La ONU reprochó la cancelación de partidos políticos en Nicaragua

La Oficina del Alto Comisionado de las Naciones Unidas para los Derechos Humanos (OACNUDH) criticó la decisión del Consejo Supremo Electoral (CSE) de Nicaragua de disolver a la opositora Alianza Ciudadanos por la Libertad (CxL), a tres meses de los comicios, en los que el dictador del país, Daniel Ortega, busca una nueva reelección.

“Nicaragua: La cancelación ayer de @CxLibertad, como ya ocurrió con otros dos partidos, impide la participación política de sus miembros y votantes”, señaló ese organismo en un mensaje en Twitter.

“Estas decisiones no están en línea con los estándares de derechos humanos y resultan incompatibles con elecciones libres y justas”, agregó.

El Consejo Supremo Electoral resolvió el viernes cancelar la personalidad jurídica al partido CxL, que encabezaba una alianza electoral junto a un partido indígena y una organización cívica, con lo que esa coalición quedó por fuera del proceso de elecciones.La Oficina del Alto Comisionado de las Naciones Unidas para los Derechos Humanos (OACNUDH) se pronunció a través de su cuenta en Twitter

Además, cancelaron la cédula de identificación ciudadana de Carmella María Rogers Amburn, conocida localmente como Kitty Monterrey, representante legal de movimiento, y con nacionalidad estadounidense-nicaragüense, por haber obtenido el documento de identidad nacional utilizando “procedimientos irregulares”.

A través de una resolución, los magistrados electorales, partidarios del régimen de Daniel Ortega, decidieron disolver al partido CxL, entre otras razones, por haber inscrito como candidatos a los cargos de elección popular a personas consideradas como “traidores de la patria”.

En el actual proceso electoral el régimen nicaragüense ha arrestado a más de una treintena de dirigentes opositores, entre ellos siete aspirantes presidenciales que están siendo investigados por supuesta “traición a la patria”.

El Consejo Electoral también canceló la personalidad jurídica a otros dos partidos políticos, y el Parlamento, donde el oficialismo tiene mayoría absoluta, reformó la Ley Electoral, la cual estableció un mayor control en la estructura electoral a favor de los sandinistas.

El dictador Ortega, un exguerrillero próximo a cumplir 76 años, busca su quinto mandato de cinco años, cuarto de forma consecutiva y segundo junto con su esposa, la vicepresidenta Rosario Murillo, en las elecciones de noviembre.

LA POSICIÓN DE EEUU

El Secretario de Estado de Estados Unidos, Antony Blinken, dijo este sábado que las elecciones de noviembre en Nicaragua han “perdido toda credibilidad” debido a las maniobras “autocráticas” del presidente Daniel Ortega para apartar de los comicios a los principales opositores.

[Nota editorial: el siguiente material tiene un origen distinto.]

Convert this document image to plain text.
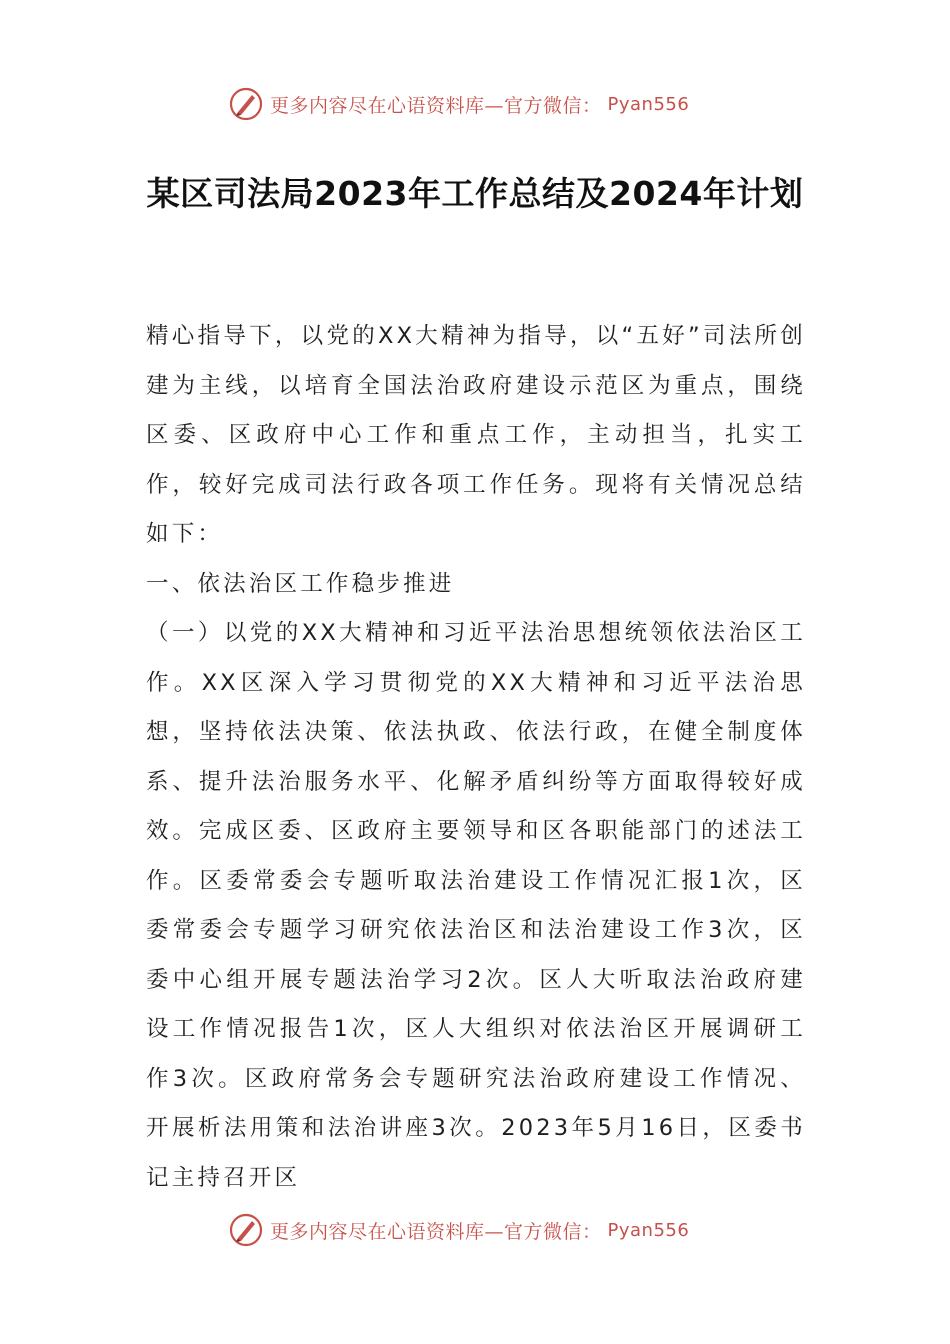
更多内容尽在心语资料库—官方微信： Pyan556
某区司法局2023年工作总结及2024年计划

精心指导下，以党的XX大精神为指导，以“五好”司法所创建为主线，以培育全国法治政府建设示范区为重点，围绕区委、区政府中心工作和重点工作，主动担当，扎实工作，较好完成司法行政各项工作任务。现将有关情况总结如下：

一、依法治区工作稳步推进

（一）以党的XX大精神和习近平法治思想统领依法治区工作。XX区深入学习贯彻党的XX大精神和习近平法治思想，坚持依法决策、依法执政、依法行政，在健全制度体系、提升法治服务水平、化解矛盾纠纷等方面取得较好成效。完成区委、区政府主要领导和区各职能部门的述法工作。区委常委会专题听取法治建设工作情况汇报1次，区委常委会专题学习研究依法治区和法治建设工作3次，区委中心组开展专题法治学习2次。区人大听取法治政府建设工作情况报告1次，区人大组织对依法治区开展调研工作3次。区政府常务会专题研究法治政府建设工作情况、开展析法用策和法治讲座3次。2023年5月16日，区委书记主持召开区

更多内容尽在心语资料库—官方微信： Pyan556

“Estados Unidos considera que las últimas acciones antidemocráticas y autoritarias del régimen -impulsadas por el miedo de Ortega a una derrota electoral- son el golpe definitivo contra las perspectivas de Nicaragua de celebrar unas elecciones libres y justas a finales de este año”, dijo Blinken en un comunicado.

“Ese proceso electoral, incluido sus eventuales resultados, ha perdido toda credibilidad”, subrayó.

El jefe de la diplomacia estadounidense anticipó que seguirán trabajando con otras democracias para “responder diplomática y económicamente a estos acontecimientos nefastos”, que, consideró, “privan aún más al pueblo nicaragüense de su deseo de un Gobierno representativo y de prosperidad económica”.

Según el secretario de Estado, el “régimen Murillo-Ortega” ha “socavado sus compromisos internacionales”, entre ellos la Carta Democrática Interamericana y los derechos de su pueblo a elegir “libremente a sus propios líderes”.

“La decisión del presidente Daniel Ortega y de la vicepresidenta Rosario Murillo, el 6 de agosto, de prohibir al último partido de la oposición genuina participar en las elecciones de noviembre pone de manifiesto su voluntad de mantenerse en el poder a toda costa”, dijo Blinken.

También el viernes Estados Unidos anunció restricciones de visado que afectan a 50 familiares tanto de legisladores sandinistas como de fiscales y jueces de Nicaragua, que supuestamente han contribuido a impedir la celebración de unas elecciones libres en noviembre.

Ya el pasado 12 de julio, el Departamento de Estado había prohibido la entrada al país de 100 miembros de la Asamblea Nacional (parlamento) de Nicaragua, así como a fiscales y jueces nicaragüenses, por “facilitar los asaltos del régimen a la democracia y los derechos humanos” (Cortesía INFOBAE).